Polémique dans l'alpinisme : le Cerro Torre libéré!

Le 16 janvier dernier, la Patagonie était au cœur de l’actualité de l’alpinisme. Deux jeunes grimpeurs, le Canadien Jason Kruk et l’Américain Hayden Kennedy, venaient de faire disparaître les plaquettes fixes de la voie Compresseur sur le Cerro Torre après avoir réussi son ascension sans utiliser les points d’ancrage fixés à la paroi. En redescendant, ils ont retiré toutes les protections qui avaient été fixées au fil des ans pour rendre son aspect naturel à cette voie superbe. De quoi raviver les polémiques entourant cette voie sur cette montagne située entre à la frontière entre l’Argentine et le Chili.

« Nous avons pris la décision d’enlever les boulons une fois le sommet atteint », confie Jason Kruk. « Nous n'avions pas prévu de le faire lors de la montée, bien que la question se soit longtemps posée au sein de la communauté des grimpeurs. » En fait, cela fait plus de 53 ans que le Cerro Torre est au cœur des discussions dans le monde de l’alpinisme.

Tout a commencé en 1959. Une expédition menée par l’Italien César Maestri tente de gravir pour la première fois les pentes vierges de la montagne patagonienne. Par manque de preuves, perdues durant la descente selon les aventuriers de l’époque, l’expédition ne pourra jamais prouver qu’elle est bien parvenue au sommet, jetant le trouble et la suspicion sur la réalité de l’ascension.
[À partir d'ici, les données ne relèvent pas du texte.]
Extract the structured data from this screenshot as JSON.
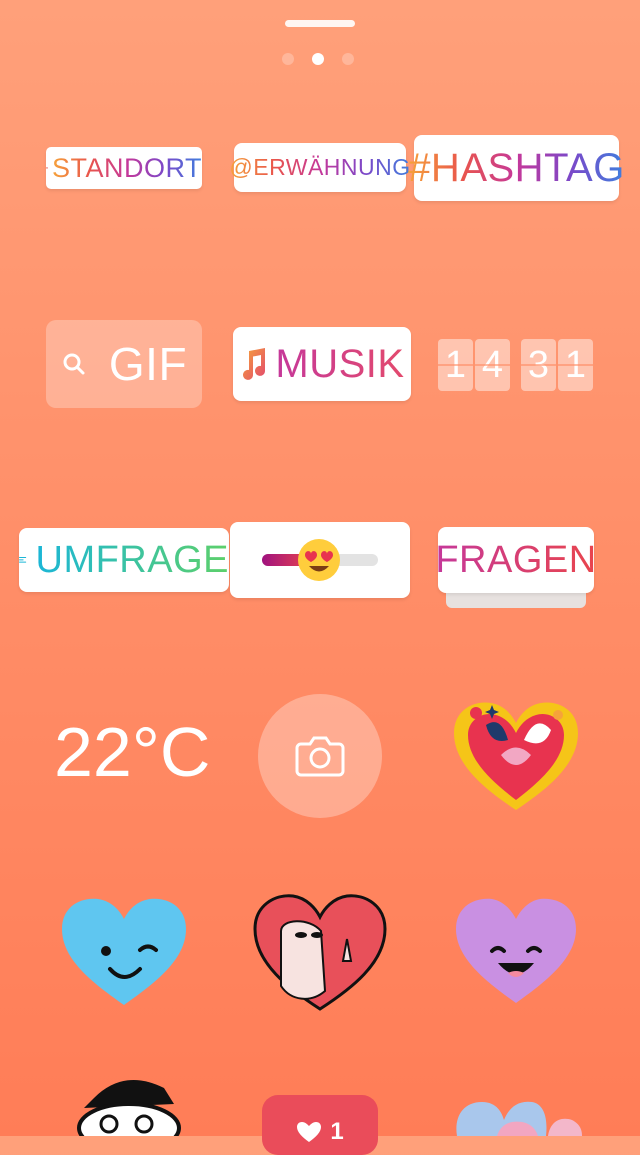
{
  "top": {
    "page_dots": 3,
    "active_dot": 1
  },
  "stickers": {
    "standort": "STANDORT",
    "erwaehnung": "@ERWÄHNUNG",
    "hashtag": "#HASHTAG",
    "gif": "GIF",
    "musik": "MUSIK",
    "countdown_digits": [
      "1",
      "4",
      "3",
      "1"
    ],
    "umfrage": "UMFRAGE",
    "fragen": "FRAGEN",
    "temperature": "22°C",
    "like_count": "1"
  },
  "icons": {
    "location": "location-pin-icon",
    "search": "search-icon",
    "music": "music-note-icon",
    "poll": "poll-lines-icon",
    "slider_emoji": "heart-eyes-emoji-icon",
    "camera": "camera-icon"
  },
  "colors": {
    "background_top": "#FFA07A",
    "background_bottom": "#FF7D57",
    "white": "#FFFFFF"
  }
}
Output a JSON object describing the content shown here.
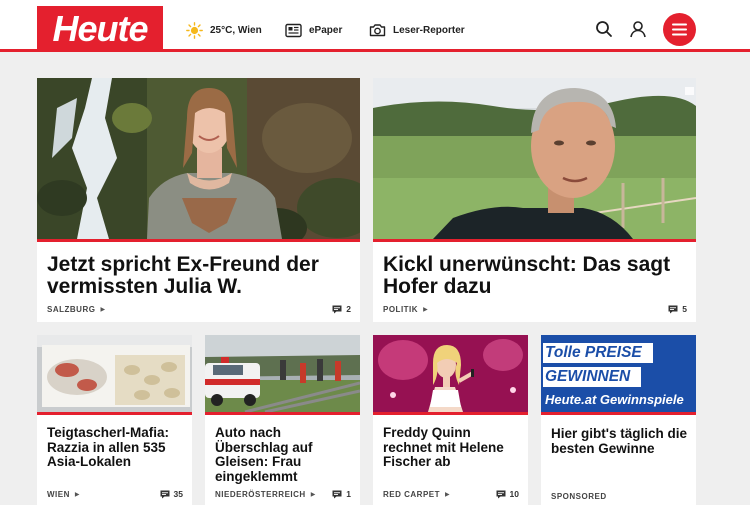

Blessé dans son orgueil, Maestri retente la montée 11 ans plus tard, en utilisant une machine à compression pour fixer 360 pitons à expansions, des systèmes d’ancrage qui perforent la roche et permettent au grimpeur d’assurer sa progression.

La controverse suscitée par Maestri a alimenté bon nombre de débats chez les alpinistes. Fallait-il ou non nettoyer la voie pour la rendre à son état naturel? En y mettant fin de manière aussi radicale, les deux alpinistes ont ravivé les passions autour du Cerro Torre. Deux camps se sont alors formés : ceux pour qui la route tracée par Maestri faisait dorénavant partie de l’histoire de l’alpinisme, et ceux qui estiment qu’elle dénaturait la montagne et l’esprit même de l’escalade en rendant l’ascension du Cerro Torre plus accessible à des grimpeurs moins expérimentés ou moins bien préparés. Les détracteurs des deux grimpeurs leur reprochent d’avoir détruit une voie historique et de violer le patrimoine culturel de l’alpinisme. « Cette voie était le pire exemple d’utilisation de matériel permanent et de pitons fixes pour une grimpe en escalade artificielle qu’une montagne ait jamais connue », rétorque Jason Kruk. « Ce n’est pas quelque chose que les gens vont oublier facilement. Il est important de détruire ces aberrations. Nous ne les oublierons pas, mais nous devons passer par-dessus. » Le natif de Vancouver regrette ainsi cette querelle où personne n’en sortira grandi : « Même si la plupart sont d’accord pour limiter l’utilisation des plaquettes et de pitons fixes, les gens semblent se soucier plus de leur disparition que de leur placement initial. C’est le reflet de notre médiocrité comme communauté. Les protections fixes rendent les choses plus faciles et plus accessibles, ce qui plait à beaucoup trop de gens. »

Conflit de générations

« C’est une polémique qui court depuis des années! », explique Dominic Asselin, président d’Attitude Montagne et guide d’escalade. « Elle est au cœur du questionnement éthique de l’alpinisme. Sur cette question, il n’y a jamais eu de consensus. Certains perçoivent l’alpinisme comme une profession où l’on doit donner le meilleur de soi. D’autres prônent l’accessibilité des sites sans mettre en avant la compétition ou le dépassement de soi. » En 2009, l’Union internationale des associations d’alpinisme (UIAA) édictait une charte éthique, qui stipule notamment, à son article 7 : « nous devrons toujours pratiquer nos activités d'une manière respectueuse de l'environnement et être responsables vis-à-vis de la préservation de la nature et du paysage. » Mais, comme le souligne Dominic Asselin : « C’est une déclaration très générale, qui ne parle pas à proprement dit du matériel. C’est un vœu pieux, car chaque alpiniste grimpe avec son éthique personnelle. » Un texte théorique, mais qui a le mérite d’exister en rappelant à tous les grands principes et les valeurs communes inhérents à la pratique de l’escalade et de l’alpinisme.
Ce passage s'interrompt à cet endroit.